N,N'-diphenyl-p-phenylenediamine

Administrative data

Workers - Hazard via inhalation route

Systemic effects

Long term exposure

Hazard assessment conclusion:

DNEL (Derived No Effect Level)

Value:

1.41 mg/m³

Most sensitive endpoint:

effect on fertility

Route of original study:

Oral

DNEL related information

DNEL derivation method:

ECHA REACH Guidance

Overall assessment factor (AF):

5

Dose descriptor starting point:

NOAEL

Value:

8 mg/kg bw/day

Modified dose descriptor starting point:

NOAEC

Value:

7.05 mg/m³

Explanation for the modification of the dose descriptor starting point:

NOAEC corrected inhalative = 8 * (50/100) * (1/0.38) * (6.7/10) = 7.05 mg/m³

AF for dose response relationship:

1

Justification:

Default assessment factor for NOAEL as starting point (ECHA Guidance, Chapter R.8, 2012)

AF for differences in duration of exposure:

1

Justification:

The available information indicate that adverse effects of DPPD are restricted to pregnancy. In the OECD 421 study, the entire pregnancy period in the rat is covered, and therefore, an assessment factor for exposure duration is not considered necessary.

AF for interspecies differences (allometric scaling):

1

Justification:

No allometric scaling has to be applied in case of oral to inhalation route to route extrapolation according to ECHA Guidance, Chapter R.8, 2012.

AF for other interspecies differences:

1

Justification:

A mechanism of the prolonged gestation period caused by DPPD has been investigated in the literature:
Marois (Bull.
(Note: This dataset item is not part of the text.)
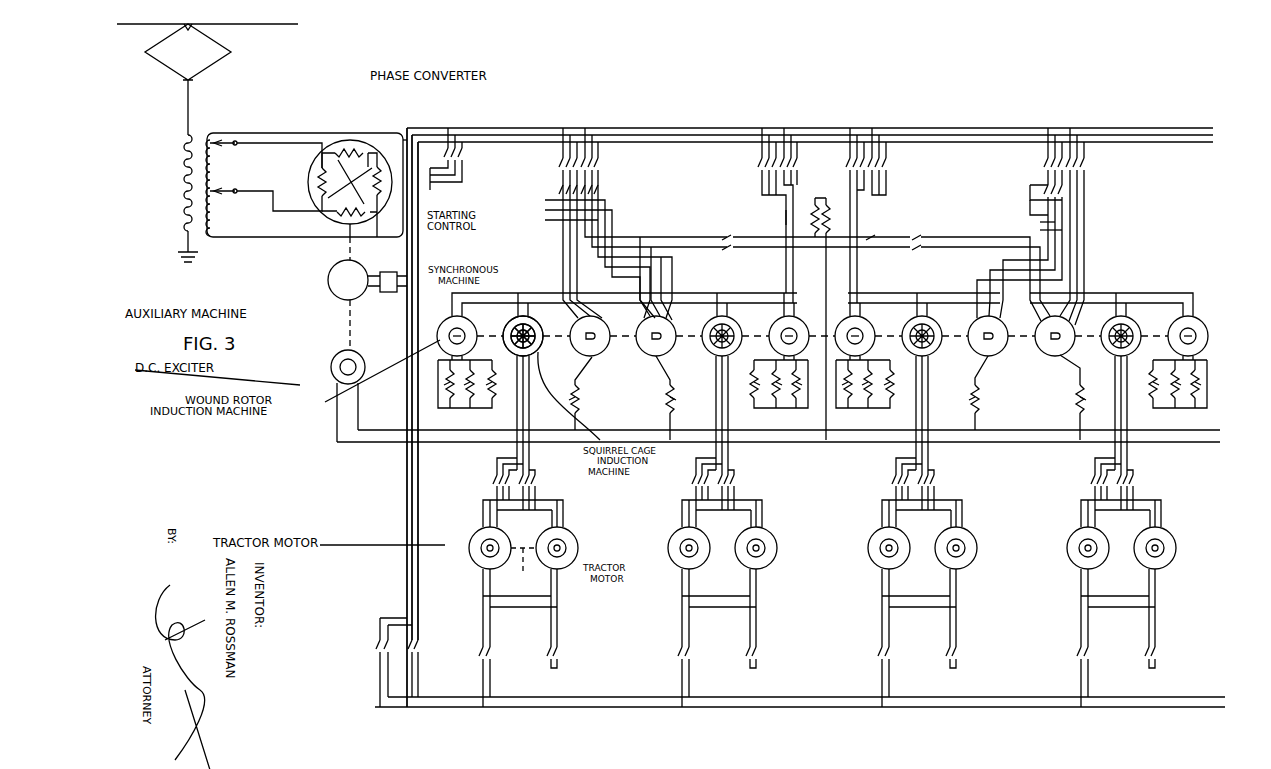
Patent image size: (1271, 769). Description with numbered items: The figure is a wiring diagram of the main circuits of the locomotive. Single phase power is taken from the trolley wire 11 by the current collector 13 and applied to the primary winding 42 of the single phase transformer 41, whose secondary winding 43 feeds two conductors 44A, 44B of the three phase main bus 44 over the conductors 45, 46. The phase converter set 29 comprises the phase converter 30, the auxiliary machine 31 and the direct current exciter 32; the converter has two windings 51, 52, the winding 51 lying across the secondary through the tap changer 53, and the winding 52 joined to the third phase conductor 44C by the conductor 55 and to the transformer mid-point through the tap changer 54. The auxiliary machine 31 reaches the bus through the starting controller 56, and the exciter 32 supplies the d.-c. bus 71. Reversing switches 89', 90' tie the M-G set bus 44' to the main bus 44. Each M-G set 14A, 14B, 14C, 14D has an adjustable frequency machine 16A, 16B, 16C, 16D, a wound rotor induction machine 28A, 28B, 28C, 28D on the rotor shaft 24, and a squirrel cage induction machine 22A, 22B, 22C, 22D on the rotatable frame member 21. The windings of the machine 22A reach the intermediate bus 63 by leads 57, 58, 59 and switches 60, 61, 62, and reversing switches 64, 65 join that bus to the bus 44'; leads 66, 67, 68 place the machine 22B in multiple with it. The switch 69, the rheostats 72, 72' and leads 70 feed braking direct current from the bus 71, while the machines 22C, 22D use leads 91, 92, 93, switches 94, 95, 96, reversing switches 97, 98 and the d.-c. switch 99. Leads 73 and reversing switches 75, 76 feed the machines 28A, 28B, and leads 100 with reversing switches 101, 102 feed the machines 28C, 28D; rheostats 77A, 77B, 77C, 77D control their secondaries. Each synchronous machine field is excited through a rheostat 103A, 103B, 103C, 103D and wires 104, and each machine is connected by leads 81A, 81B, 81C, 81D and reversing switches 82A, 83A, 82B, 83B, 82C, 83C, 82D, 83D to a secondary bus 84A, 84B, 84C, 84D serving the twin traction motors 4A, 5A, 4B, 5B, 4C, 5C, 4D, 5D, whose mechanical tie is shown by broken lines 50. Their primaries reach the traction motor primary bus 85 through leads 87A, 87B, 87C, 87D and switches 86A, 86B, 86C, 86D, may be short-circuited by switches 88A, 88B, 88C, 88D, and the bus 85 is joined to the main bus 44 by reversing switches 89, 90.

Acad. Natl. Med;1982(3):581-95, 1998) found that a single application of PGF2α on the 21st day of gestation re-establishes the normal onset of parturition in rats that had previously been treated with DPPD from day 14 of gestation onwards. Fujita et al. (Experentia 38(12), 1472, 1982) found that DPPD inhibited the synthesis of PGE in rabbit kidney medulla slices. Yohko et al. (J. Pharm. PHarmacol, 1984, 36:195-197) that this inhibition could be reversed by addition of arachidonic acid.
These results indicate that prolongation of the gestation period of DPPD is mediated by an inhibition of PGF2α and/or PGE2.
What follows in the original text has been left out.